Machine Learning

About Image

Machine learning (ML) is a field of computer science and artificial intelligence that involves using data and algorithms to enable AI to learn from experience and improve its accuracy over time.

Machine Learning methods

Supervised machine learning

Supervised learning uses labelled datasets to train algorithms to accurately classify data or predict outcomes. The model adjusts its weights as input data is fed into it to avoid overfitting or underfitting. Some popular methods used in supervised learning include neural networks, naïve bayes, linear regression, logistic regression, random forest, and support vector machine (SVM).
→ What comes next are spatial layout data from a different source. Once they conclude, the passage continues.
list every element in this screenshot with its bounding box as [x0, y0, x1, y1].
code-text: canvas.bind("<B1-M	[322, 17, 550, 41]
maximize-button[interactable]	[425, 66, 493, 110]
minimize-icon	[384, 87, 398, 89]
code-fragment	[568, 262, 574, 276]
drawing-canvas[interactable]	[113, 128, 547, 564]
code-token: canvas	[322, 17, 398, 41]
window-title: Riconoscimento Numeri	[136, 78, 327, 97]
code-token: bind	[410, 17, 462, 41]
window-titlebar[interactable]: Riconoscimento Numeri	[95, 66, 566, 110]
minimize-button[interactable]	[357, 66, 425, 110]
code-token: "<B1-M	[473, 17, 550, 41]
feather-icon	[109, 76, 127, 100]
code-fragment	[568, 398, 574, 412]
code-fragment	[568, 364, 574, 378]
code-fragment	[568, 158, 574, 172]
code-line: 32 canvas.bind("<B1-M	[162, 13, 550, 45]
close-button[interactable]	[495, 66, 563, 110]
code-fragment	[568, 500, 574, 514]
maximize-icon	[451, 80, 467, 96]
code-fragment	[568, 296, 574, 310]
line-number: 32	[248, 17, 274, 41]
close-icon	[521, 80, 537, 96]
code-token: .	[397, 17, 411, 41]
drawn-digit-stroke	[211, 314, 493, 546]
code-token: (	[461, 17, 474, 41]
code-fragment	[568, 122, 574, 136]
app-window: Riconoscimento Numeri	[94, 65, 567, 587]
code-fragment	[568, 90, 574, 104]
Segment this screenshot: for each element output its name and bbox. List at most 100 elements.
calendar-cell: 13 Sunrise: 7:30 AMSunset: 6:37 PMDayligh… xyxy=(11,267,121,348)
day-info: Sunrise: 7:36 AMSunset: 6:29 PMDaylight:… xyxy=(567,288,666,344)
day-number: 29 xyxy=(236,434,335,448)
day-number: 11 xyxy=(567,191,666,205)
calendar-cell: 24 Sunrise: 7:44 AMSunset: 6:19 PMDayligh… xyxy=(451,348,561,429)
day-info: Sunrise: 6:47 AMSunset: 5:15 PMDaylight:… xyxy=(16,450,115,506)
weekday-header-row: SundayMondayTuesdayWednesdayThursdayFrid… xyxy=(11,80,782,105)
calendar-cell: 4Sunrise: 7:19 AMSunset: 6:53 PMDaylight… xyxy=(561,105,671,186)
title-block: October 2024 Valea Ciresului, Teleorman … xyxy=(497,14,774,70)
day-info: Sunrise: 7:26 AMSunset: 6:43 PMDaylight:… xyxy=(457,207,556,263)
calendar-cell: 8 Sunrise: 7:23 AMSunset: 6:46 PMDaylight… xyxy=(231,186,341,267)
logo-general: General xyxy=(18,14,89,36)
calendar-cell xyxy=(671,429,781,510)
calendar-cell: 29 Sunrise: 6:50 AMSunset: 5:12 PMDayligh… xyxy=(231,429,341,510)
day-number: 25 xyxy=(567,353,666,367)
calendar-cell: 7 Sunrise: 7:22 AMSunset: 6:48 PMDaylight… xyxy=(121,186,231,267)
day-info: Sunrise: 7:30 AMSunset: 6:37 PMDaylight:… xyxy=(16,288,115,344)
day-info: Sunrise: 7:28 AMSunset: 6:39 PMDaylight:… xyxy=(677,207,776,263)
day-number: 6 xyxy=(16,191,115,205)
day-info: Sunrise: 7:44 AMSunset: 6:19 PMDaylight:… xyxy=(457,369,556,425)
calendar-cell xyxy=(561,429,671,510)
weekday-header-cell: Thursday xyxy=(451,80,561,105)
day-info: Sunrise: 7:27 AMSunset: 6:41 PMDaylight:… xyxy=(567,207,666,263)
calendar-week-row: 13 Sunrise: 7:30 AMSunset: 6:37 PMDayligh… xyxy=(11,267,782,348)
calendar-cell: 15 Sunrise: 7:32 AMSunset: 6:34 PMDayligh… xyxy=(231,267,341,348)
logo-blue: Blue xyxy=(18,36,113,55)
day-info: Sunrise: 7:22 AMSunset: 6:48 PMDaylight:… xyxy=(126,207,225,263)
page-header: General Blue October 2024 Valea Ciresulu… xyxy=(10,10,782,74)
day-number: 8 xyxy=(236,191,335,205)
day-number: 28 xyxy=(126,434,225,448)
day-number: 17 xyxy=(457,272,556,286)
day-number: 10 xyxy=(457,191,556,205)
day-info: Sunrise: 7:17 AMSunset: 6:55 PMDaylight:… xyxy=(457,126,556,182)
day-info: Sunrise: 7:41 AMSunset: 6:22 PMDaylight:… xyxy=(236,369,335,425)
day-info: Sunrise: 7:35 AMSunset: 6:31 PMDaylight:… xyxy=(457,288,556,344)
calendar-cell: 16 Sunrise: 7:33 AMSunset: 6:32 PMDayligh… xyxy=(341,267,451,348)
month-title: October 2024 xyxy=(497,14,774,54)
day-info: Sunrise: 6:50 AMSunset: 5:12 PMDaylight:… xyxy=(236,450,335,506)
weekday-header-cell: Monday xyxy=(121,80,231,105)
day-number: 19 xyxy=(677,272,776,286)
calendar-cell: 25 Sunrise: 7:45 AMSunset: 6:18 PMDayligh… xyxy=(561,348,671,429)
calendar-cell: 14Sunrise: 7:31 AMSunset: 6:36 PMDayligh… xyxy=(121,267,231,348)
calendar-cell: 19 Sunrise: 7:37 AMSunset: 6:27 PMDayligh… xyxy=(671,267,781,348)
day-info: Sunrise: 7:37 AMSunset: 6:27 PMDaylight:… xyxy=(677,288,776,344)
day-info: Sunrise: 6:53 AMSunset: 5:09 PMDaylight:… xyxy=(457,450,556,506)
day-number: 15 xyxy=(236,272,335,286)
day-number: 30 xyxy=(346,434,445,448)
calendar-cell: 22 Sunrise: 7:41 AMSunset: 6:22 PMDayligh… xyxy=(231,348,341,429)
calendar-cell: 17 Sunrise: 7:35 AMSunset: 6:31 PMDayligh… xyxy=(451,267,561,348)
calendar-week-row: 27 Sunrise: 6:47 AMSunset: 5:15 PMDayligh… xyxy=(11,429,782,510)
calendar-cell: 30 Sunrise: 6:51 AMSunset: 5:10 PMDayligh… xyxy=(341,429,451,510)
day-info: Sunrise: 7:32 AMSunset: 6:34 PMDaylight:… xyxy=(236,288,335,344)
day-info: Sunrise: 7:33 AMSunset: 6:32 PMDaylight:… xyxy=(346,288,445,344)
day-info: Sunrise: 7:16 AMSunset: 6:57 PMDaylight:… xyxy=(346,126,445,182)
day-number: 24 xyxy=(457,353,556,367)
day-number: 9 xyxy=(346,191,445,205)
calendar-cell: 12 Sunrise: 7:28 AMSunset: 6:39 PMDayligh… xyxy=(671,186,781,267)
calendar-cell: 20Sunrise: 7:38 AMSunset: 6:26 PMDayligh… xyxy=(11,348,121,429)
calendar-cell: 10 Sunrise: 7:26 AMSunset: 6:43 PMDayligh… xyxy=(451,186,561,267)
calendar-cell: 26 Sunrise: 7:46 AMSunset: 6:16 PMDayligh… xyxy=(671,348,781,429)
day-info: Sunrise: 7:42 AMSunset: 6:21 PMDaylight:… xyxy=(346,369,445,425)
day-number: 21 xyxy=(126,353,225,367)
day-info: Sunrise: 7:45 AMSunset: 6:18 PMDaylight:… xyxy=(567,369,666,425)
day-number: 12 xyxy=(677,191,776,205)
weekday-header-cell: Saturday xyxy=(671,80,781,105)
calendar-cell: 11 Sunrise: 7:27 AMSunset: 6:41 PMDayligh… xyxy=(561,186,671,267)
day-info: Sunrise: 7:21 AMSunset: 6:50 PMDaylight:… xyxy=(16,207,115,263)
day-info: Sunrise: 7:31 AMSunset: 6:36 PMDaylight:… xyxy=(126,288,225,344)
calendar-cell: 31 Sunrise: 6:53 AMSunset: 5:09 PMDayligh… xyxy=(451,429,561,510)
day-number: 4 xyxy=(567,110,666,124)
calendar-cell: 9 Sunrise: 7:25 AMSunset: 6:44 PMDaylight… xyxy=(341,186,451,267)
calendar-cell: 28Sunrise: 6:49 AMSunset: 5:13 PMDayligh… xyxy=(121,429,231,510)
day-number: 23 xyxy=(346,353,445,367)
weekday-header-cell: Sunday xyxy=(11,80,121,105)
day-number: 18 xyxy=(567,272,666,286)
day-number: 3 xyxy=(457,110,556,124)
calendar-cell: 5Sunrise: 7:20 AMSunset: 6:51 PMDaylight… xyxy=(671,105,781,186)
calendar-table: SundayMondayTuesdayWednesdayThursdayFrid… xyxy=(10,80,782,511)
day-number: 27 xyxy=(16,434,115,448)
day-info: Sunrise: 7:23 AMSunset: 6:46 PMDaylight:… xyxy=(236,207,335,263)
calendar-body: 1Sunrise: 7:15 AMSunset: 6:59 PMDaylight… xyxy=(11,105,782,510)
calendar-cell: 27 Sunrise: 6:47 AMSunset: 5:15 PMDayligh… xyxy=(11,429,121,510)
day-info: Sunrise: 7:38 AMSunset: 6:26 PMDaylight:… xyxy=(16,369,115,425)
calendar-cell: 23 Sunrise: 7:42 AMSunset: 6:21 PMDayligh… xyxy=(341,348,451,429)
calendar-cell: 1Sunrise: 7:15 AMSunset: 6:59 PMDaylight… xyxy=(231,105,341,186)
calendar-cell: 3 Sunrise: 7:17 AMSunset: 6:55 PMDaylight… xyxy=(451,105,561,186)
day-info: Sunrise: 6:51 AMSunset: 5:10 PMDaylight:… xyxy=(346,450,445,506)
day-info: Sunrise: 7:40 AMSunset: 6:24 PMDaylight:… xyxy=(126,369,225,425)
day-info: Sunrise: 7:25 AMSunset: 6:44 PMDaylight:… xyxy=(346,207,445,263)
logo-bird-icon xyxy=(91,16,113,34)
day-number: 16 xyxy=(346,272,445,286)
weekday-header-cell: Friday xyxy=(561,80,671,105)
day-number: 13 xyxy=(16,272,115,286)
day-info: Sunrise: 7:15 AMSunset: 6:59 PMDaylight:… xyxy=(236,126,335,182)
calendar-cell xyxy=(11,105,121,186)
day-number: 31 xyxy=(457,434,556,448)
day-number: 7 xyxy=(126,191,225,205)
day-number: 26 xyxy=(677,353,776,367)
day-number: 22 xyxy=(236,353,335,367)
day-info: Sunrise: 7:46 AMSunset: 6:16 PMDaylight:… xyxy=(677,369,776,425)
Unsupervised machine learning

Unsupervised learning uses machine learning algorithms to analyse and cluster unlabelled datasets to discover hidden patterns or data groupings without human intervention. This method is ideal for exploratory data analysis, cross-selling strategies, customer segmentation, and image and pattern recognition. It is also used to reduce the number of features in a model through the process of dimensionality reduction. Common approaches for this include principal component analysis (PCA) and singular value decomposition (SVD). Some algorithms used in unsupervised learning include neural networks, k-means clustering, and probabilistic clustering methods.

Semi-supervised learning

Semi-supervised learning uses a more minor labelled data set to guide classification and feature extraction from a more extensive, unlabelled data set. It is a good solution when there is not enough labelled data for a supervised learning algorithm or if labelling enough data is too costly.